Investors were relieved that Minor was not eyeing an equity issue to finance the deal, traders said.
Minor said it had agreed to pay China's HNA, NH's biggest shareholder, €622 million for a 26.5% stake.
The conversion of some bonds to shares will take Minor's stake over the 30% ownership threshold beyond which Spanish law requires a full takeover.
NH's shares were down 3% on the news of Minor's offer of €6.40 per share, below an earlier offer from Spanish Grupo Barcelo that valued shares at €7.08.
NH rejected Barcelo's offer in January because it was an asset exchange and not cash.
A counter bid from Barcelo looked "tougher" because Minor would control 38% of NH, Kepler Cheuvreux said in a research note.
Minor is targeting 51% to 55% ownership of NH and wants the Spanish firm to remain publicly listed and liquid, Rajakarier said.
"Our intention is not to issue new capital," he said, adding if Minor went beyond 55%, "we will find new investors and we got a few who are willing to invest with us".

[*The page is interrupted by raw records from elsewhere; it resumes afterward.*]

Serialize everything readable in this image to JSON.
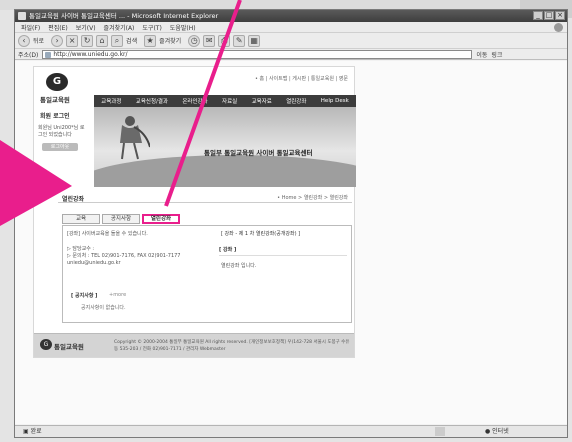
{
  "browser": {
    "title": "통일교육원 사이버 통일교육센터 ... - Microsoft Internet Explorer",
    "menu": [
      "파일(F)",
      "편집(E)",
      "보기(V)",
      "즐겨찾기(A)",
      "도구(T)",
      "도움말(H)"
    ],
    "toolbar": {
      "back_label": "뒤로",
      "search_label": "검색",
      "favorites_label": "즐겨찾기"
    },
    "address_label": "주소(D)",
    "address_value": "http://www.uniedu.go.kr/",
    "go_label": "이동",
    "links_label": "링크",
    "status_left": "완료",
    "status_zone": "인터넷"
  },
  "site": {
    "logo_text": "통일교육원",
    "toplinks": "• 홈 | 사이트맵 | 게시판 | 통일교육원 | 영문",
    "gnb": [
      "교육과정",
      "교육신청/결과",
      "온라인강좌",
      "자료실",
      "교육자료",
      "열린강좌",
      "Help Desk"
    ],
    "login": {
      "title": "회원 로그인",
      "message": "회원님 Uni200*님 로그인 되었습니다",
      "button": "로그아웃"
    },
    "visual_text": "통일부 통일교육원 사이버 통일교육센터",
    "location": "열린강좌",
    "breadcrumb": "• Home > 열린강좌 > 열린강좌",
    "tabs": [
      {
        "label": "교육",
        "active": false
      },
      {
        "label": "공지사항",
        "active": false
      },
      {
        "label": "열린강좌",
        "active": true
      }
    ],
    "panel": {
      "note": "[강좌] 사이버교육을 들을 수 있습니다.",
      "head": "[ 강좌 - 제 1 차 열린강좌(공개강좌) ]",
      "contact_lines": [
        "▷ 담당교수 :",
        "▷ 문의처 : TEL 02)901-7176, FAX 02)901-7177",
        "uniedu@uniedu.go.kr"
      ],
      "title": "[ 강좌 ]",
      "body": "열린강좌 입니다.",
      "sub_title": "[ 공지사항 ]",
      "more": "+more",
      "empty": "공지사항이 없습니다."
    },
    "footer": {
      "logo_text": "통일교육원",
      "text": "Copyright © 2000-2004 통일부 통일교육원 All rights reserved. [개인정보보호정책] 우)142-728 서울시 도봉구 수유동 535-203 / 전화 02)901-7171 / 관리자 Webmaster"
    }
  },
  "accent_color": "#e91e8c"
}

Minor began an investment drive in 2016 when it acquired Portuguese hotel brand Tivoli for €294 million.
Heinecke, who became a Thai citizen in 1991, made his fortune bringing Western-style quick-service restaurants like Pizza Hut and Dairy Queen to the Thai market.
Minor is the latest Thai hospitality firm to snap up hotels abroad. In February, U City bought Vienna House for €330 million and Singha Estate purchased Hawaii-based Outrigger for $250 million.